Bad Things/Good People

A seven-year-old girl was killed in New Orleans this weekend as she lay sleeping in her bed. A stray bullet came through the wall of the apartment in which she lived, striking her in the neck, and she was pronounced dead upon arrival at the hospital. Her mother described her as a typical little girl, “She talked about everything: Sponge Bob, Hannah Montana, everything on TV. She was the life of the party. She was just a beautiful, well-loved child." No suspects have been arrested and it appears to be the result of random violence; a violence the innocent little girl was not a part of until it found her sleeping peacefully on a Sunday morning.

In Fort Hood, a memorial service has been scheduled, and the crowd is expected to be over five thousand strong. Last week, Maj. Nidal Malik Hasan fired more than 100 rounds, killing 13 people in a building on the base where deploying soldiers go through health screenings. Right now it appears as though a ‘blame game’ has begun in the media, rife with political correctness and the associated double-speak. However, the gut-wrenching aspects of the article I read were the comments from loved ones describing those that lost their lives in the attack. They were normal people; men and women with normal dreams, hopes, and plans for the future. They were people very much like you and me.

I wonder about both of these incidents, and I could have written of other tragedies this morning as the news reports are full of them these days. I wondered because it seems as though the seven-year-old and the faceless victims of Fort Hood were all apparently in the wrong place at the wrong time. But was it that simple? The little girl was innocent, and the brave soldiers at Fort Hood were young and full of life, ready and willing to serve their country. Why did this happen? How could a loving God allow this to take place? People are asking this question, you know. Is there an answer?

We live in a fallen world. From the time Adam and Eve first shared the forbidden fruit and continuing on through our present day, it has been so. The world is not going to get better, and people are not born ‘good’ in their natural state. We inherited sin and our fallen nature from Adam and there is no getting around that problem on our own. Sure, everyone is capable of doing good things, even extraordinary things at times, but the sinful condition that dwells within us will always rise to the forefront. It is waiting there in our hearts, simmering just below the surface. And it is not only people who find themselves in this state; it is all of creation that defines this fallen world in which we reside. Paul writes, “For we know that the whole creation groaneth and travaileth in pain together until now.”

Groaning and travailing. I should have used those words. It fits what we see in our world today to a tee. We see creation groan with each new earthquake or natural disaster, and travail with each epidemic or pandemic that arrives on the scene. But is it God who causes these things to take place out of vindictiveness or judgment, or is it the result of a world that is no longer what it was originally designed by its Creator to be? I’ll let you decide for yourself, but my mind has been made up on this subject for a long time now.
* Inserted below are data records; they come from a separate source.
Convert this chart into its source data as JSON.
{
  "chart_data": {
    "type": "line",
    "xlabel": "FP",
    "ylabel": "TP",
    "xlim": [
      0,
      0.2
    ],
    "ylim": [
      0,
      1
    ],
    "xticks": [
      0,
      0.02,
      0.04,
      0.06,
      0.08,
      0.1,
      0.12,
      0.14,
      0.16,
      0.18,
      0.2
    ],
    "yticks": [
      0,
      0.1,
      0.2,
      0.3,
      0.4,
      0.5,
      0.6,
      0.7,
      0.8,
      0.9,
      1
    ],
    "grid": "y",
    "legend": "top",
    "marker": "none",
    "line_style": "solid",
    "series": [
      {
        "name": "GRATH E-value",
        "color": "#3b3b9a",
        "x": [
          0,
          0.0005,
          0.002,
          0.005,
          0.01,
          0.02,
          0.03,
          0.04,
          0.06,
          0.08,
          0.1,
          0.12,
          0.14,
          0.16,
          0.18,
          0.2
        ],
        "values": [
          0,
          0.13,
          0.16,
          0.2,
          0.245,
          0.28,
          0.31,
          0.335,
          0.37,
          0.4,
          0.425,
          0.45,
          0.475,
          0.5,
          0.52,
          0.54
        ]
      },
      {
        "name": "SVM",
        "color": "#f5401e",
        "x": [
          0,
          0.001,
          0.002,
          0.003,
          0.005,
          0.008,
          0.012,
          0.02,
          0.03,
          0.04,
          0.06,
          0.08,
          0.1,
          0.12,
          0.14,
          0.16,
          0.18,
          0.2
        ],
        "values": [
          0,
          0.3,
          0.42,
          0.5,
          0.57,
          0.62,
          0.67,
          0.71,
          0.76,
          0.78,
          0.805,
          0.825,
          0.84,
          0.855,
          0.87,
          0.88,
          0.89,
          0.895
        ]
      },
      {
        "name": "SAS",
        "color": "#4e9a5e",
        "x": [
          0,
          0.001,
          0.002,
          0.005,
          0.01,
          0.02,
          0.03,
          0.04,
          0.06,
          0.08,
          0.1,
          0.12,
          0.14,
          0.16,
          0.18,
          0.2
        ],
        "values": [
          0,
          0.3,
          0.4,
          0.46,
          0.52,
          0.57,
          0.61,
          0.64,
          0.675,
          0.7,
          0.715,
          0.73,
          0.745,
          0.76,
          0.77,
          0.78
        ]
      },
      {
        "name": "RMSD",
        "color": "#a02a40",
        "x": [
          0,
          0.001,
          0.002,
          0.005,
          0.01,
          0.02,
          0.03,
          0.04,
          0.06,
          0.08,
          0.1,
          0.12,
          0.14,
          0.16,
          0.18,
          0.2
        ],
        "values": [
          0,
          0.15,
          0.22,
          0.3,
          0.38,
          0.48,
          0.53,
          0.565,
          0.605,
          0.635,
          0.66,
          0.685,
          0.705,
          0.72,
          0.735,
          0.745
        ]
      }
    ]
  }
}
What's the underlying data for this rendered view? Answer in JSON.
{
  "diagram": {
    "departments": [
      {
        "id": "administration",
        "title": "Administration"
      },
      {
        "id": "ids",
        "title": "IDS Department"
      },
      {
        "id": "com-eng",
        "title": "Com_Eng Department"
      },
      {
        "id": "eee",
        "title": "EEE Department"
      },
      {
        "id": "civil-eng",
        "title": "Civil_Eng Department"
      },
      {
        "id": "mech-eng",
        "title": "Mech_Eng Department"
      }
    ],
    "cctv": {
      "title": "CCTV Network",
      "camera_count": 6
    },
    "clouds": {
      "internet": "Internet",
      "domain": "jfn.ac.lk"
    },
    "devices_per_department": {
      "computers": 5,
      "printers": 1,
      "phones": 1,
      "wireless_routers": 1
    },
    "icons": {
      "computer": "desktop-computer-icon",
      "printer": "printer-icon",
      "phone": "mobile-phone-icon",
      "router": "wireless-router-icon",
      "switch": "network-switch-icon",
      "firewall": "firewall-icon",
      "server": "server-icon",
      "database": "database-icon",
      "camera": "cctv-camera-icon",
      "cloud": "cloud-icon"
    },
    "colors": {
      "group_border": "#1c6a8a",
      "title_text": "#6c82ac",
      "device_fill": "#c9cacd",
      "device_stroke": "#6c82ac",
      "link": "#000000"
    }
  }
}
Whether we care to admit it or not, sin affects all of us. Even as Christians we do not receive a free pass to no longer sin or have sin influence our lives. Paul continues, “And not only they, but ourselves also, which have the firstfruits of the Spirit, even we ourselves groan within ourselves, waiting for the adoption, to wit, the redemption of our body.” We are stuck in our sinful bodies, with a carnal mind that if left unchecked can lead us to ruin or far worse. Our bodies are still part and parcel to the decaying world that we live in, despite the redemption of our souls through the perfect sacrifice Jesus provided for us.

But it will not always be this way and a better world is coming. Paul adds: “For I reckon that the sufferings of this present time are not worthy to be compared with the glory which shall be revealed in us.” Then Paul closes the thought with, “Because the creature itself also shall be delivered from the bondage of corruption into the glorious liberty of the children of God.”

Oh for that day to come! I look forward to a time of deliverance from the ‘bondage of corruption’ that our fallen world finds itself in today. And it can’t happen soon enough for me.